Si chiama Yimy, si pronuncia "Imi", anche se quasi nessuno ci riesce al primo tentativo, un nome che mette insieme le iniziali dei loro quattro figli. Potremmo definirlo in tanti modi, un brand, made in Italy, sicuramente artigianato di lusso. Ma prima di tutto è una storia. Che inizia a Londra, una decina di anni fa. É lì, davanti alla scuola, a quei caffè delle mamme che accomunano tutto il mondo, che si incontrano Chiara Bettinelli, architetto bergamasco e Giorgia Grosso, torinese. Da quel "facciamo qualcosa insieme?", "Dai se vuoi ti do una mano...", che si intrecciano i fili delle loro vite e Londra diventa il loro quartier generale. Chiara si occupa della parte creativa, Giorgia di quella commerciale. Prima i pop up, il passaparola, i pezzi portati dall'Italia che facevano impazzire le amiche inglesi.
Oggi Yimy ha un negozio a Notting Hill, e spesso fa il viaggio in senso inverso con vendite speciali anche in Italia. Mercoledì e giovedì ad esempio saranno a Forte dei Marmi ma subito dopo andranno a Antiparos. Lavorano con cinque piccoli laboratori italiani, tutti tra Bergano e Milano più uno al sud che si occupa dell'uncinetto. "Siamo come una grande famiglia - raccontano - fatta di artigiani incontrati con il passaparola, sartorie conosciute da anni". "Una delle sarte è la stessa di quando andavo andavo al liceo", spiega Chiara.
Non vogliono dettare tendenze, combattere crociate contro il fast fashion e non pretendono di spiegare al mondo come ci si debba vestire.

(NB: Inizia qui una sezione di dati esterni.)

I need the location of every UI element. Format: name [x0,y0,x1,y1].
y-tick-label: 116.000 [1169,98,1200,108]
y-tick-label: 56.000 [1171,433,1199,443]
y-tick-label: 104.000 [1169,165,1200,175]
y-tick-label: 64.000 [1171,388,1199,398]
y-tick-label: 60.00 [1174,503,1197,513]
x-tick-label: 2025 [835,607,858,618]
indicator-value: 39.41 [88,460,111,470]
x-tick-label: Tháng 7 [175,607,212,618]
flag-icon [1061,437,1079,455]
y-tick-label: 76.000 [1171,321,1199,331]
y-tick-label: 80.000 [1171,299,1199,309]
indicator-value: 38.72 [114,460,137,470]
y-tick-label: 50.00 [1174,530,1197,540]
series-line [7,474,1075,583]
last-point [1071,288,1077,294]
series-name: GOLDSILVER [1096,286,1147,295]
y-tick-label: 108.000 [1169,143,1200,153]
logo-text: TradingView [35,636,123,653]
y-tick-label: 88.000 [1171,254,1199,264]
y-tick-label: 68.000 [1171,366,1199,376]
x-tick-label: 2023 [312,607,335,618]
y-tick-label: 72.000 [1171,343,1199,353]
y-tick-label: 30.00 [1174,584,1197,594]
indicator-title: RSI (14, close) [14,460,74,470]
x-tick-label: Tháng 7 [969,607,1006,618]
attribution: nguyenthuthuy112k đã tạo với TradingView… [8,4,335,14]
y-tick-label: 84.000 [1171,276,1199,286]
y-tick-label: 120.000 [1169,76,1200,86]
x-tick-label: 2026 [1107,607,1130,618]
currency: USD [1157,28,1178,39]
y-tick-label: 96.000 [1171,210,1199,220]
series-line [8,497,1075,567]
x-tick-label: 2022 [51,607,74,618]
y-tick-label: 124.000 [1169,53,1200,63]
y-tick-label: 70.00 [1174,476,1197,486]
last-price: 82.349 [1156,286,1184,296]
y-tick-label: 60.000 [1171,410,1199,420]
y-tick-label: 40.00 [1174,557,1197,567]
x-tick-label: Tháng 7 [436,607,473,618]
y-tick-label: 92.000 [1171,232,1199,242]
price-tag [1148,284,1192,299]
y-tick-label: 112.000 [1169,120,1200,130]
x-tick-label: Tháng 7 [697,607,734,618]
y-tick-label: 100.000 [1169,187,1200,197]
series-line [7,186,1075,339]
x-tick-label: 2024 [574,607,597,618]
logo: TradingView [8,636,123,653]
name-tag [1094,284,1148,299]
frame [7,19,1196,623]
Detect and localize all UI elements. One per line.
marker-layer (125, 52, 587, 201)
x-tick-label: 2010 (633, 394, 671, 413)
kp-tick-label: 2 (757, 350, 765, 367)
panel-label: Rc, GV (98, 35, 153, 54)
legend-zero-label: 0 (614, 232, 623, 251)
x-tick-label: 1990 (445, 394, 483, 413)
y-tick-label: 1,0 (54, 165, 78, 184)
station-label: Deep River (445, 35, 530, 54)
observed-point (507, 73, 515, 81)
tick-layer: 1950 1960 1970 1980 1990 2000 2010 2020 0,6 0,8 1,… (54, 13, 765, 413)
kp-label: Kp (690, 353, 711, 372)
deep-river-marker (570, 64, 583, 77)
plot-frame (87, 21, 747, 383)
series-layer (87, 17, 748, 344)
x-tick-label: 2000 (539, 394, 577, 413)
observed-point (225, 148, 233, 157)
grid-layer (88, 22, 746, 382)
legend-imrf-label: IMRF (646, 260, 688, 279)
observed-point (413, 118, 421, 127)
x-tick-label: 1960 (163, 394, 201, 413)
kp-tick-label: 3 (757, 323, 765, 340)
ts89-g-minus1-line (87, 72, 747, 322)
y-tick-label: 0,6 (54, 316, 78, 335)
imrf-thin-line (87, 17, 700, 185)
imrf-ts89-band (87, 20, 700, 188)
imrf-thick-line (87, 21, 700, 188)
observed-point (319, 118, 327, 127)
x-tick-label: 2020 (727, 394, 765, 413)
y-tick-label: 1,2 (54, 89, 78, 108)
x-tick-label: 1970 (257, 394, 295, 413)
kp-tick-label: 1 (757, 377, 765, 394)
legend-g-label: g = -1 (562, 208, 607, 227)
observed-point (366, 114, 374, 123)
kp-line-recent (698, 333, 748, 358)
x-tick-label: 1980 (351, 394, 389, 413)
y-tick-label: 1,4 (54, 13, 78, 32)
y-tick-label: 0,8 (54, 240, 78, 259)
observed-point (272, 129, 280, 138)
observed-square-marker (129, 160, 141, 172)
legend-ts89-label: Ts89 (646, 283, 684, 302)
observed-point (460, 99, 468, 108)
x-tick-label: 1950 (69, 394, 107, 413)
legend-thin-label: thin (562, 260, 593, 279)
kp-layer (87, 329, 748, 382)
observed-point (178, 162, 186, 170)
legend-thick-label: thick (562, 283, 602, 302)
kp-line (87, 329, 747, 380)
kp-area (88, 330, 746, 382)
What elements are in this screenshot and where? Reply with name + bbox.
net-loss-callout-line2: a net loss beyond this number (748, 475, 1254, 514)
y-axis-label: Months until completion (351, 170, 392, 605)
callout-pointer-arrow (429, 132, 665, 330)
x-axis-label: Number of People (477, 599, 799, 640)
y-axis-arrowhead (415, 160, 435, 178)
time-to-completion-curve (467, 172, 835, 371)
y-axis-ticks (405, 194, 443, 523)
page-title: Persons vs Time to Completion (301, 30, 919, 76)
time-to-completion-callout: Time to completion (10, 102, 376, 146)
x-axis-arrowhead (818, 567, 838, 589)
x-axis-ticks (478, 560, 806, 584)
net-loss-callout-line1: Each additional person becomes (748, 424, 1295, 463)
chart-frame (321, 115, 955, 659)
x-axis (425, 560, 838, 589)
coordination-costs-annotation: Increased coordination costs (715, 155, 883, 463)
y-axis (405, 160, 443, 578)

Fanno semplicemente (ma non troppo...) un'altra cosa: abiti ben costruiti, con tessuti di qualità scelti e selezionati, filati esclusivamente puri e soprattutto una relazione quasi personale con chi entra in negozio. Il tutto rigorosamente made in Italy.
Il primo passo è stato il cashmere. La maglia a mezza manica lavorata a tre fili che ha fatto innamorare i britannici, i pantaloni palazzo, il cardigan Balloon, le camicie, la gonna Camilla, i tailleur, la giacca doppiopetto, gli abiti in filo di lamé. "Non abbiamo collezioni da archiviare ogni sei mesi, neppure saldi per liberare il magazzino. I modelli restano, si trasformano. Magari cambiano tessuto o colore. Si aggiunge molto e si elimina poco" spiegano. Capi anche personalizzati, spesso su misura che devono durare più di una stagione, incuranti del tempo. Anche quello metereologico. "Si può acquistare un cappotto ad agosto, scegliere tessuti di un colore particolare oppure cambiare il collo ad un abito, poi valutiamo insieme se la resa è la stessa".
I filati sono preziosi, Loro Piana Cariaggi, Cardiff. Sete e lini da Como, il filo d lamé da Biella.
Ma quello che è più prezioso ancora è la selezione.
La qualità per Chiara e Giorgia non ha prezzo. Ha un costo "ma - spiegano - meglio ridurre il margine che risparmiare su tessuti o realizzazione". Ovviamente stiamo parlando di slow fashion di lusso. Dove il lusso è eleganza senza tempo e si tocca con mano.